水木しげる「人を土くれにする時代だ」 出征直前の手記で語った戦争への思い
BOOKS&NEWS 矢来町ぐるり 7月7日(火)7時1分配信
漫画家の水木しげるさん(93歳)が太平洋戦争へ出征する直前に記していた手記がみつかり話題となっている。手記には、押し寄せる死の恐怖に自己の未来を憂いながらも、自分はこうありたいと願う20歳の若者の葛藤がみずみずしい筆致で描かれていた。
【その他情報】『水木しげる出征前手記』原稿2。
手記は2015年5月末、水木さんの長女・原口尚子さん(52歳)が古い書簡の整理をしていたときに発見した。原稿用紙38枚に書き連ねられた内容から、水木さんがラバウルへ出征する昭和18年の前年、昭和17年10月から11月にかけて執筆されたと推測される。当時水木さんは満20歳で徴兵検査を受け、合格通知が届いており、近いうちに召集され入隊することを予想していた。翌春には鳥取連隊に入営し、やがて南方戦線へと送られることになる。

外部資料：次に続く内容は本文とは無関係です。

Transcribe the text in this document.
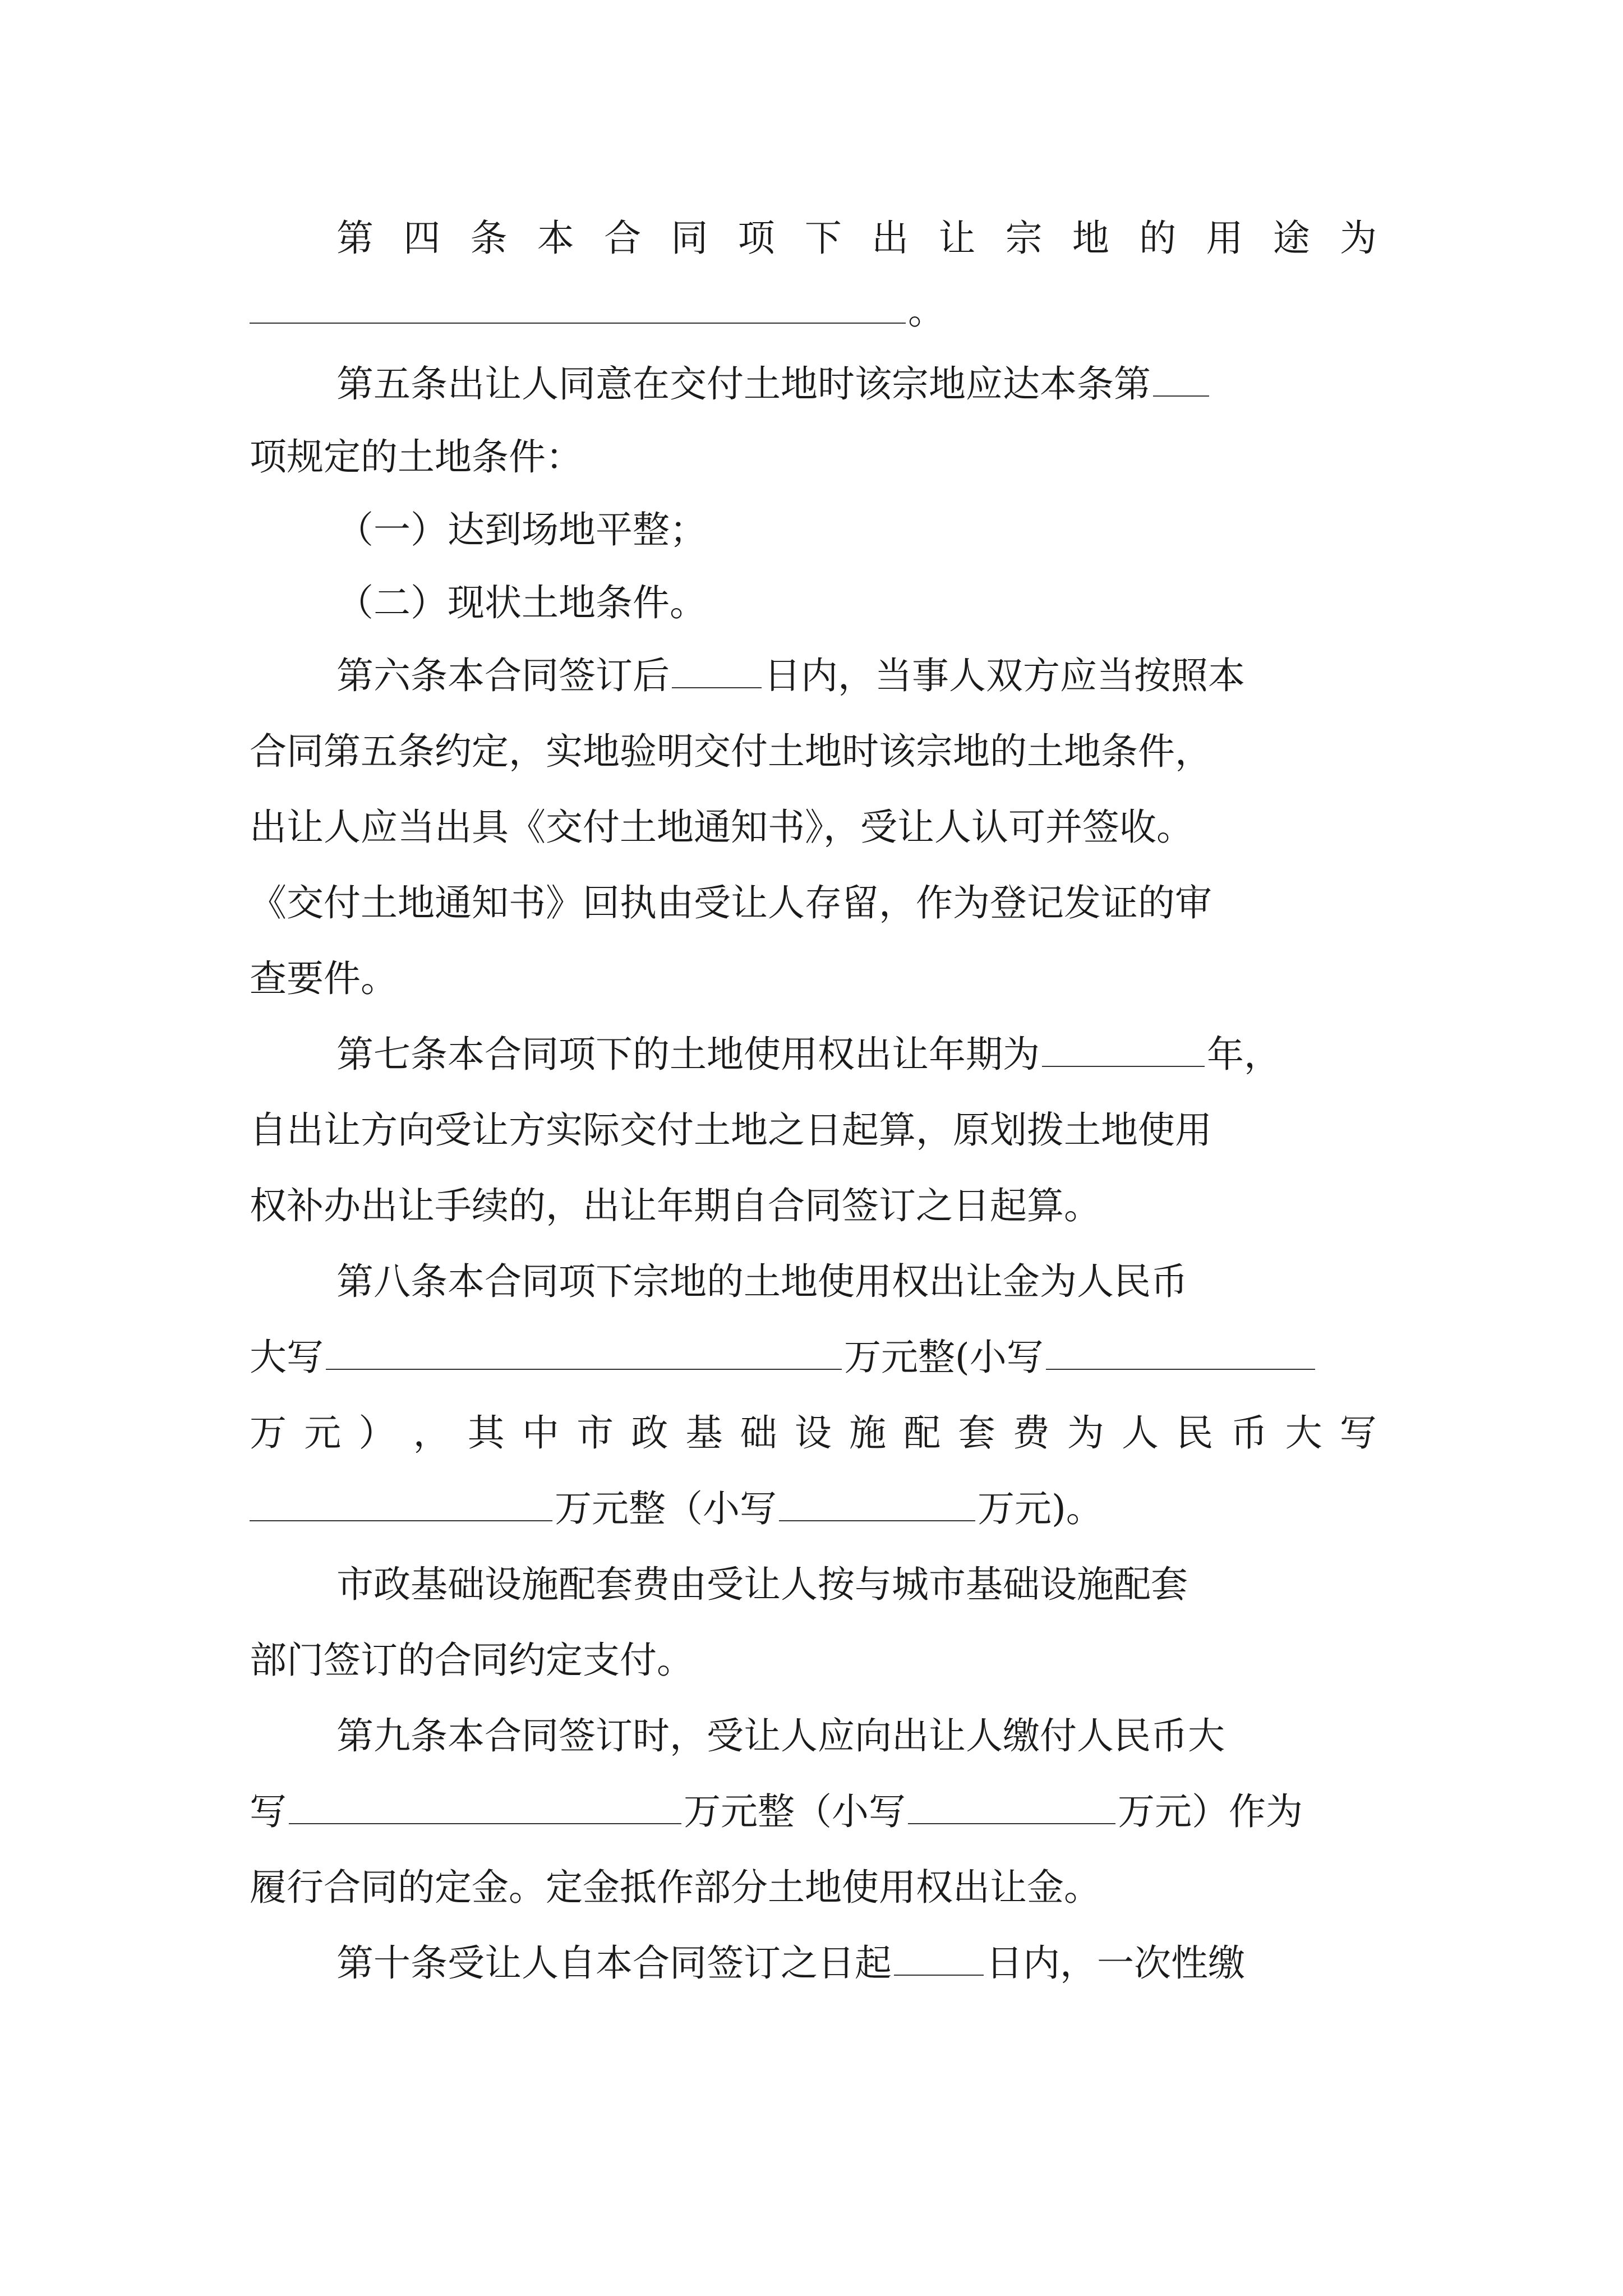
第 四 条 本 合 同 项 下 出 让 宗 地 的 用 途 为
。
第五条出让人同意在交付土地时该宗地应达本条第
项规定的土地条件：
（一）达到场地平整；
（二）现状土地条件。
第六条本合同签订后	日内，当事人双方应当按照本
合同第五条约定，实地验明交付土地时该宗地的土地条件，
出让人应当出具《交付土地通知书》，受让人认可并签收。
《交付土地通知书》回执由受让人存留，作为登记发证的审
查要件。
第七条本合同项下的土地使用权出让年期为	年，
自出让方向受让方实际交付土地之日起算，原划拨土地使用
权补办出让手续的，出让年期自合同签订之日起算。
第八条本合同项下宗地的土地使用权出让金为人民币
大写	万元整(小写
万 元 ） ， 其 中 市 政 基 础 设 施 配 套 费 为 人 民 币 大 写
万元整（小写	万元)。
市政基础设施配套费由受让人按与城市基础设施配套
部门签订的合同约定支付。
第九条本合同签订时，受让人应向出让人缴付人民币大
写	万元整（小写	万元）作为
履行合同的定金。定金抵作部分土地使用权出让金。
第十条受让人自本合同签订之日起	日内，一次性缴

「ゲゲゲの鬼太郎」などの妖怪や怪奇もので有名な水木さんだが、当時の戦争体験を基にした戦記ドキュメンタリーも長年描き続けていた。NHKの朝ドラにもなった妻・布枝さんの著書『ゲゲゲの女房』などで描かれるひょうひょうとした人柄の水木さんが戦争のさなか、どのような苦悩を抱えていたのかが赤裸々に語られた手記となっている。
今回その手記が7月7日発売の文芸雑誌「新潮」8月号(新潮社刊)に全文掲載されることとなった。
手記の冒頭はこう始まる。
《静かな夜、書取のペンの音が響く。その背後には静かな夜のやうに死が横はつてゐる。この心細さよ。》
20歳の水木青年は、太平洋戦争の只中でその時代をこう記す。
《将来は語れない時代だ。毎日五萬も十萬も戦死する時代だ。芸術が何んだ哲学が何んだ。今は考へる事すらゆるされない時代だ。画家だらうと哲学者だらうと文学者だらうと労働者だらうと、土色一色にぬられて死場へ送られる時代だ。》
《人を一塊の土くれにする時代だ。》
《こんな所で自己にとどまるのは死よりつらい。だから、一切を捨てて時代になつてしまふ事だ。》
出征すれば死ぬ、と考えていた水木さん。水木さんが1959年に発表した戦記ドキュメンタリーの短編「ダンピール海峡」には南方への出征を迎えた弟を見送る姉が登場する。とても無事では帰れないと気付いていた弟と、今度会うときは白木の箱に入って帰るのだろうと弟の乗った船を見送り涙する姉。皆わかっていたのだ、出征すれば生きて帰れないということを。現実に水木さんの所属した部隊は多くの仲間が戦死し、水木さん自身左腕を失った。